En Iván Drago vemos al hombre venciendo a la máquina. En Rocky Balboa, vemos al hombre venciendo a lo salvaje. Todos estos iconos —la maquinaria, la jeringuilla, los troncos, las rocas, etc.— transfieren sus características a sus respectivos luchadores en una forma de totemismo. ¿Cómo va a ganar el soviético, si Rocky lleva la montaña consigo? Hemos asistido a un espectáculo visual que nos hace identificar a cada contendiente con los objetos que han sido capaces de dominar. En nuestra lógica (y quizá también en nuestra memoria colectiva), no gana el humano mejorado artificialmente, sino el que ha conquistado a la potencia definitiva: la naturaleza.
Tan efectivo ha resultado el montaje de entrenamiento, que cuarenta y cuatro años después de Rocky (treinta y cinco desde su cuarta entrega), podemos ver su influencia en películas y series de épocas y géneros diferentes. Incluso el característico estilo de los combates finales es reconocible, si bien ha quedado más confinado en el género deportivo. Por recordar algunos ejemplos, podemos echar un vistazo a Kickboxer (Mark DiSalle, David Worth, 1989), Elegidos para el triunfo (Jon Turteltaub, 1993), La teniente O’Neil (Ridley Scott, 1997), Mulan (Tony Bancroft, Barry Cook, 1998), Snatch: Cerdos y diamantes (Guy Ritchie, 2000), Kill Bill vol. 2 (Quentin Tarantino, 2004), Batman Begins (Christopher Nolan, 2005), The Fighter (David O. Russell, 2010), X-Men: Primera generación (Matthew Vaughn, 2011), Batman v Superman: El amanecer de la justicia (Zack Snyder, 2016). Inevitablemente, este tipo de montaje se ha llevado a la parodia en incontables ocasiones, y podemos ver divertidos ejemplos en Los Increíbles (Brad Bird, 2004), Team America: La policía del mundo (Trey Parker, 2004) y Flipado sobre ruedas (Akiva Schaffer, 2007).

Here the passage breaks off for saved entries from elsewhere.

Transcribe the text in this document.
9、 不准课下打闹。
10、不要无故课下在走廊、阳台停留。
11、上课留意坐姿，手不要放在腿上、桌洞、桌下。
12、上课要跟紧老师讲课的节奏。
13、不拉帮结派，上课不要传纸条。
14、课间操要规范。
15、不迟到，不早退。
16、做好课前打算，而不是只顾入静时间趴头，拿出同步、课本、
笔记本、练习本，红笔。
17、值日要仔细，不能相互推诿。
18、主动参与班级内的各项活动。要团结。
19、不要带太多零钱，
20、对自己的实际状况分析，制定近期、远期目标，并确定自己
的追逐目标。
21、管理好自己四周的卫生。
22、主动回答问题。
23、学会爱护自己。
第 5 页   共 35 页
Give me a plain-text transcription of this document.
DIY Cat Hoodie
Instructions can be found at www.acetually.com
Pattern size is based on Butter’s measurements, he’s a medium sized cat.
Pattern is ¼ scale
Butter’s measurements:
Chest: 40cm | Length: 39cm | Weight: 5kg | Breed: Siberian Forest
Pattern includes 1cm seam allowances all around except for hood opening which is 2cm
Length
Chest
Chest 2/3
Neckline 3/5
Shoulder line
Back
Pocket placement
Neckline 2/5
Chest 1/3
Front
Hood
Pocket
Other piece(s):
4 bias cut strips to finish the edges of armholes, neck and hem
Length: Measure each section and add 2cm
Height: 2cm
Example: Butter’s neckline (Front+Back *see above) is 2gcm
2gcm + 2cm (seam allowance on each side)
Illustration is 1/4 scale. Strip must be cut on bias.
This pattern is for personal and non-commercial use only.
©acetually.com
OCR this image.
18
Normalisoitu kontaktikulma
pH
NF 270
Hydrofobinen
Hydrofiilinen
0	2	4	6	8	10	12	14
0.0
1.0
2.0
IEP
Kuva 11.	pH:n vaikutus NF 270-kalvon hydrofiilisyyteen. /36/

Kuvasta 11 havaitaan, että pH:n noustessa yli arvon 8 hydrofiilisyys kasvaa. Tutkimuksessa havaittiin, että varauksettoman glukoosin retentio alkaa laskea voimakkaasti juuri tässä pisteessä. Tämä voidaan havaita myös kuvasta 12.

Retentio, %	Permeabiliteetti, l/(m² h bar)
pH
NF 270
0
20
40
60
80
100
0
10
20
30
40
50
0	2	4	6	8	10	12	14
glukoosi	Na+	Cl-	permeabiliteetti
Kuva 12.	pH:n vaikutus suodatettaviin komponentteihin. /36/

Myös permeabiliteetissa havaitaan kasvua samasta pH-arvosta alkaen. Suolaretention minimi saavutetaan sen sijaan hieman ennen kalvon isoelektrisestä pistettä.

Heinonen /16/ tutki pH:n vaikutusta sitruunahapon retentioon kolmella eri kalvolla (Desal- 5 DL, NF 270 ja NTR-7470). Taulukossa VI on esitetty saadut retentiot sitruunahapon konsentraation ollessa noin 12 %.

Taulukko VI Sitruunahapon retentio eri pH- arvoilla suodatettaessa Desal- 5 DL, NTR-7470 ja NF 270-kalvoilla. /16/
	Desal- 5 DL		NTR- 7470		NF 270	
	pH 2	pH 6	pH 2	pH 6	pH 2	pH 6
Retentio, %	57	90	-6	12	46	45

Evidentemente, no es que estas películas se lo deban todo a Rocky. El cine, como cualquier forma de arte, bebe de numerosas fuentes. Y muchos autores buscan definir su propio estilo o referenciar trabajos de orígenes muy distintos a los del clásico de Stallone, que también recibe influencias del pasado. Pero si nos ha calado tan hondo, quizá sea porque los elementos que hemos comentado a lo largo de este artículo nos resultan entretenidos, accesibles y cómodos. Tal vez por los mismos rasgos el boxeador nos resulta tan familiar como un colega del barrio. ¿Quién sabe? Puede que nos identifiquemos con él por la lección que aprendimos en las escenas durante los créditos de Rocky Balboa (Sylvester Stallone, 2006): en cada uno de nosotros hay un poco de Rocky.